Die 2013 von Computerwissenschaftlern bewiesene 50 Jahre alte Kardison-Singer-Vermutung zieht auf vielen Gebieten in die Praxis ein, sei es in Physik, Mathematik, Netzwerktechnik und sogar beim berühmten Problem des Handlungsreisenden.
Eigentlich wollte Daniel Spielman von der Yale-Universität Netzwerke optimieren. Er wollte sie "ausdünnen", ohne dass sie an Funktionalität verlieren. Ein Kollege machte ihn darauf aufmerksam, dass ihn sein Optimierungsproblem sehr an eine uralte Vermutung erinnert, die unter dem Namen Kardison-Singer-Vermutung in die Geschichte der Quantenmechanik eingegangen ist. Es geht dabei um eine Fragestellung, die schon Paul Dirac in seinem berühmten Werk "Die Prinzipien der Quantenmechanik" aus dem Jahr 1930 aufgeworfen hatte: um Wahrscheinlichkeiten, wie man von einer Untermenge von bekannten Quantenzuständen auf alle Zustände schließen kann.
Die amerikanischen Mathematiker Richard Kardison und Isadore Singer haben das Problem dann 1959 formalisiert: Können reine Zustände abelscher Von-Neumann-Algebren eindeutig auf solche nichtabelscher Von-Neumann-Algebren ausgeweitet werden? In vielen mathematischen Disziplinen taucht dieses oder ein ähnliches Problem auf, in dem Zusammenhang spricht man oft kurz von C*-Algebren.

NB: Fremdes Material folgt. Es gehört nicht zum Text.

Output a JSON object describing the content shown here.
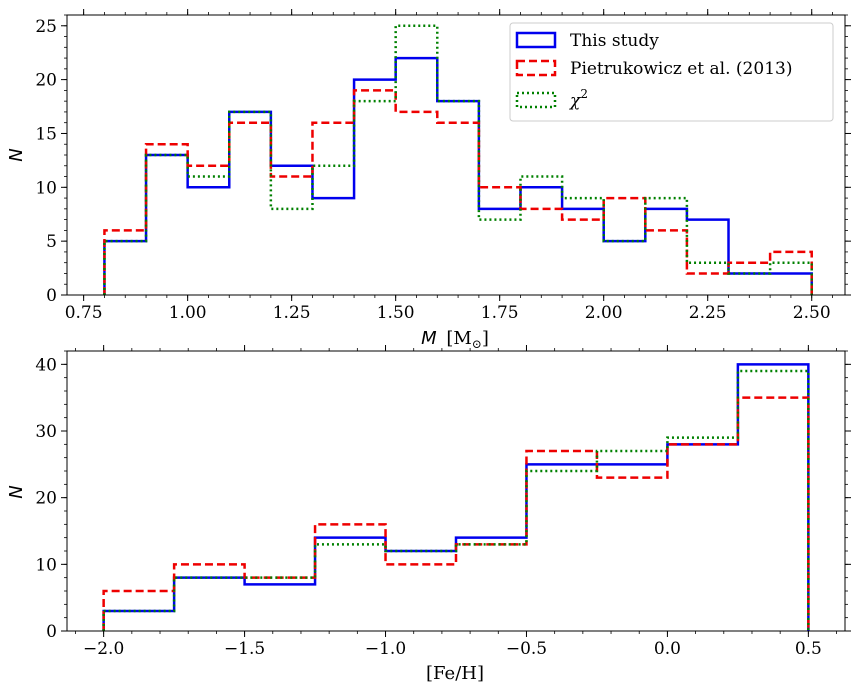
{
  "colors": {
    "blue": "#0000ee",
    "red": "#ee0000",
    "green": "#008000"
  },
  "legend": {
    "this_study": "This study",
    "pietrukowicz": "Pietrukowicz et al. (2013)",
    "chi_base": "χ",
    "chi_sup": "2"
  },
  "chart_data": [
    {
      "type": "histogram",
      "title": "",
      "xlabel_italic": "M",
      "xlabel_unit": "[M",
      "xlabel_sub": "⊙",
      "xlabel_close": "]",
      "ylabel": "N",
      "xlim": [
        0.71,
        2.58
      ],
      "ylim": [
        0,
        26
      ],
      "xticks": [
        0.75,
        1.0,
        1.25,
        1.5,
        1.75,
        2.0,
        2.25,
        2.5
      ],
      "xtick_labels": [
        "0.75",
        "1.00",
        "1.25",
        "1.50",
        "1.75",
        "2.00",
        "2.25",
        "2.50"
      ],
      "yticks": [
        0,
        5,
        10,
        15,
        20,
        25
      ],
      "ytick_labels": [
        "0",
        "5",
        "10",
        "15",
        "20",
        "25"
      ],
      "xminor": 0.05,
      "yminor": 1,
      "bin_edges": [
        0.8,
        0.9,
        1.0,
        1.1,
        1.2,
        1.3,
        1.4,
        1.5,
        1.6,
        1.7,
        1.8,
        1.9,
        2.0,
        2.1,
        2.2,
        2.3,
        2.4,
        2.5
      ],
      "series": [
        {
          "name": "This study",
          "values": [
            5,
            13,
            10,
            17,
            12,
            9,
            20,
            22,
            18,
            8,
            10,
            8,
            5,
            8,
            7,
            2,
            2
          ]
        },
        {
          "name": "Pietrukowicz et al. (2013)",
          "values": [
            6,
            14,
            12,
            16,
            11,
            16,
            19,
            17,
            16,
            10,
            8,
            7,
            9,
            6,
            2,
            3,
            4
          ]
        },
        {
          "name": "χ2",
          "values": [
            5,
            13,
            11,
            17,
            8,
            12,
            18,
            25,
            18,
            7,
            11,
            9,
            5,
            9,
            3,
            2,
            3
          ]
        }
      ],
      "legend_position": "upper-right"
    },
    {
      "type": "histogram",
      "title": "",
      "xlabel": "[Fe/H]",
      "ylabel": "N",
      "xlim": [
        -2.13,
        0.63
      ],
      "ylim": [
        0,
        42
      ],
      "xticks": [
        -2.0,
        -1.5,
        -1.0,
        -0.5,
        0.0,
        0.5
      ],
      "xtick_labels": [
        "−2.0",
        "−1.5",
        "−1.0",
        "−0.5",
        "0.0",
        "0.5"
      ],
      "yticks": [
        0,
        10,
        20,
        30,
        40
      ],
      "ytick_labels": [
        "0",
        "10",
        "20",
        "30",
        "40"
      ],
      "xminor": 0.1,
      "yminor": 2,
      "bin_edges": [
        -2.0,
        -1.75,
        -1.5,
        -1.25,
        -1.0,
        -0.75,
        -0.5,
        -0.25,
        0.0,
        0.25,
        0.5
      ],
      "series": [
        {
          "name": "This study",
          "values": [
            3,
            8,
            7,
            14,
            12,
            14,
            25,
            25,
            28,
            40
          ]
        },
        {
          "name": "Pietrukowicz et al. (2013)",
          "values": [
            6,
            10,
            8,
            16,
            10,
            13,
            27,
            23,
            28,
            35
          ]
        },
        {
          "name": "χ2",
          "values": [
            3,
            8,
            8,
            13,
            12,
            13,
            24,
            27,
            29,
            39
          ]
        }
      ]
    }
  ]
}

Spielman brauchte fünf Jahre, um im Juni 2013 zusammen mit seinem Postdoc Adam Marcus und dem Studenten Nikhil Srivastava den theoretischen Beweis der Kardison-Singer-Vermutung vorzulegen. Sie und viele andere Wissenschaftler haben inzwischen Methoden entwickelt, um diesem esoterisch klingenden Problem praktischen Nutzen abzuringen. Anfang 2015 wurden viele mögliche Konsequenzen beschrieben. Unter anderem folgte später auch eine Veröffentlichung zum Thema, wie man die nunmehr bewiesene Kardison-Singer-Regel für das berühmte Problem des Handlungsreisenden gebrauchen kann. Es hat ein wenig gedauert, doch jetzt ist es auch in der Computerszene angekommen, etwa bei Wired: Outsiders crack a 50-year-old-math-problem.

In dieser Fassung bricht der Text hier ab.